Cabinet member for finance Martyn Rawlinson told a meeting of the authority that just 0.4 percent of the more than £63m distributed by the town hall had been misclaimed or was subject to mistake.
Figures obtained separately from the authority by the Local Democracy Reporting Service (LDRS) reveal that the exact amount identified as fraud and error came to £260,000. Fraud accounted for £147,000 of the total - and £117,000 of that amount has already been recovered.
The LDRS understands that no prosecutions have been brought to date in relation to fraudulent activity and that the city council is continuing to pursue the outstanding £30,000.
Local authorities were charged with administering a slew of government business support schemes to help keep firms afloat when full lockdowns or partial restrictions forced them either to close or lose significant levels of custom.
Cllr Rawlinson told members that Preston City Council had been involved in distributing dozens of different categories of support funding, which included restart grants and, most recently, cash to help businesses during the first part of the Omicron wave either side of Christmas.
“If anyone knows anything about civil service fraud and error, [Preston’s is] an astonishing figure. Average fraud and error across the civil service is at least two to three percent - and it's usually more.
“And if you compare this to the government Covid business loans scheme which has been in the news recently…the fraud and error [on that] is over 10 percent at £16bn - a lot of which will never be recovered.
“So any criticisms that we got [over our speed] in delivering Covid business grants, you have always got to find the balance between protecting public funds and obviously doing the best you can for the people out there who need the money.
“But…the way our staff and officers approached delivering this huge amount of work at such a difficult time - they just deserve a medal,” Cllr Rawlinson added.
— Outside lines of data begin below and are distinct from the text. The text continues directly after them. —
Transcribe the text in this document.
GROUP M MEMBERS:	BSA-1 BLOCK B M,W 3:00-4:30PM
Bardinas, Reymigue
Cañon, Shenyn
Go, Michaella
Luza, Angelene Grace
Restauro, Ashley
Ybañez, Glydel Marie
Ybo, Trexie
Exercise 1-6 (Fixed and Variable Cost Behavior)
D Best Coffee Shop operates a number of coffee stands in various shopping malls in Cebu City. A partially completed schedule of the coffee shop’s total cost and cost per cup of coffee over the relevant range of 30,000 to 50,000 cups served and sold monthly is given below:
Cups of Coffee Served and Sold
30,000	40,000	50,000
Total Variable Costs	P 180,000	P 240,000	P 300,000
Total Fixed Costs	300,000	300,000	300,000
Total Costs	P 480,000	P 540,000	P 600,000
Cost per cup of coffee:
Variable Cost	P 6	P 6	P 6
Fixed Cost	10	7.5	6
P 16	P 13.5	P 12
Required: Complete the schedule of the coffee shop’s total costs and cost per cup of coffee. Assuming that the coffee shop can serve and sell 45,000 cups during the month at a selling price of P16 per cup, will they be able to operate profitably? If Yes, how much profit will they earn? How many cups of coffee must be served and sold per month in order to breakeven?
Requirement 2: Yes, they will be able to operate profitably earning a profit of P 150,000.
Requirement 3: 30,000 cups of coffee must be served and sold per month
Preston was one the first areas of the country to slip into a system of localised Covid restrictions in August 2020 in an attempt to stem a resurgence in the virus following the end of the first national lockdown earlier in the summer.
During the autumn, the city joined what ultimately became the whole of Lancashire under “Tier 3” restrictions, which had an impact on sectors including hospitality - with pubs and other venues allowed to remain open only if they served alcohol as part of a main meal.
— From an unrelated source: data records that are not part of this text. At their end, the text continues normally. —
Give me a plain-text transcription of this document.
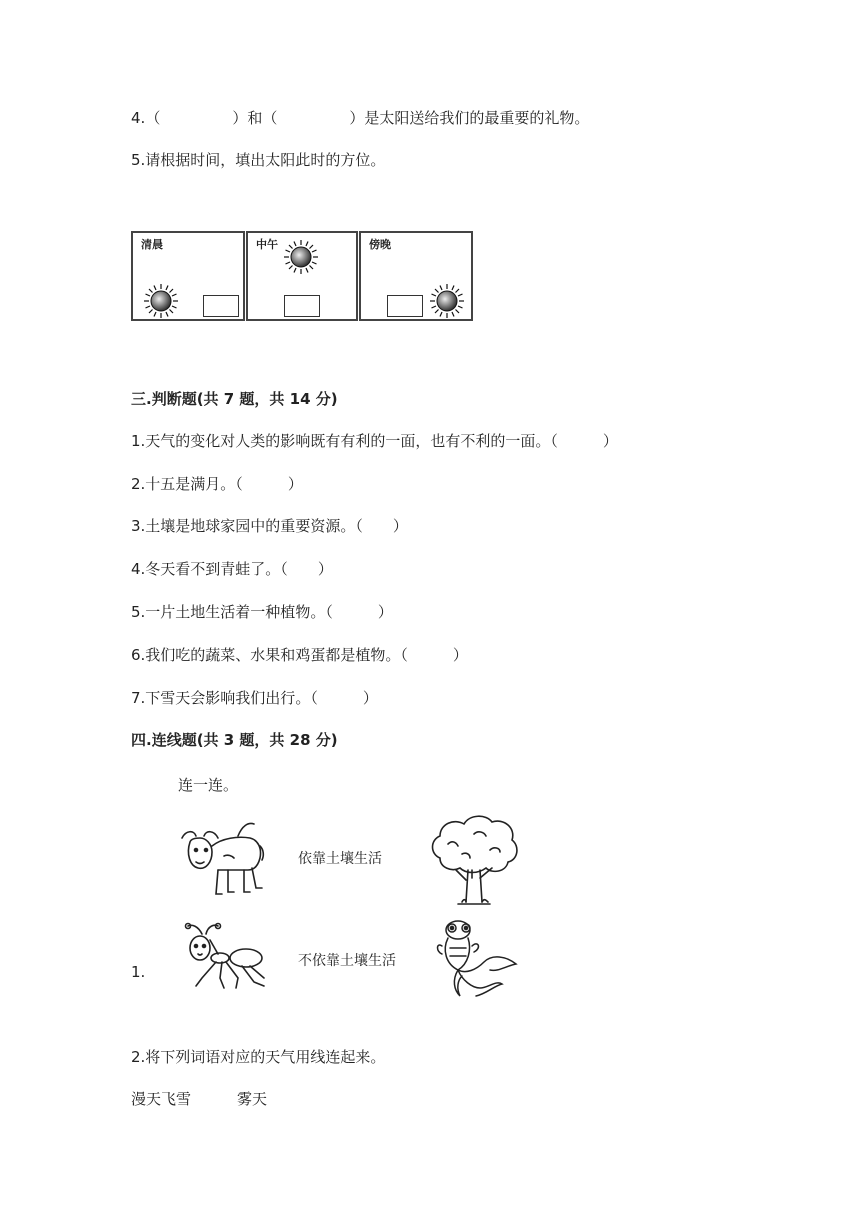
4.（	）和（	）是太阳送给我们的最重要的礼物。
5.请根据时间，填出太阳此时的方位。
清晨	中午	傍晚
三.判断题(共 7 题，共 14 分)
1.天气的变化对人类的影响既有有利的一面，也有不利的一面。（　　　）
2.十五是满月。（　　　）
3.土壤是地球家园中的重要资源。（　　）
4.冬天看不到青蛙了。（　　）
5.一片土地生活着一种植物。（　　　）
6.我们吃的蔬菜、水果和鸡蛋都是植物。（　　　）
7.下雪天会影响我们出行。（　　　）
四.连线题(共 3 题，共 28 分)
连一连。
依靠土壤生活
不依靠土壤生活
1.
2.将下列词语对应的天气用线连起来。
漫天飞雪	雾天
Outlets such as children’s soft play centres, betting shops and nightclubs also had to shut up shop for months on end.
In Lancashire, the grant money made available to local authorities - which included a discretionary pot for distribution to badly affected businesses - was the subject of intense and tortuous week-long negotiations between council leaders and the government over how much the county should be entitled to for its Tier 3 status.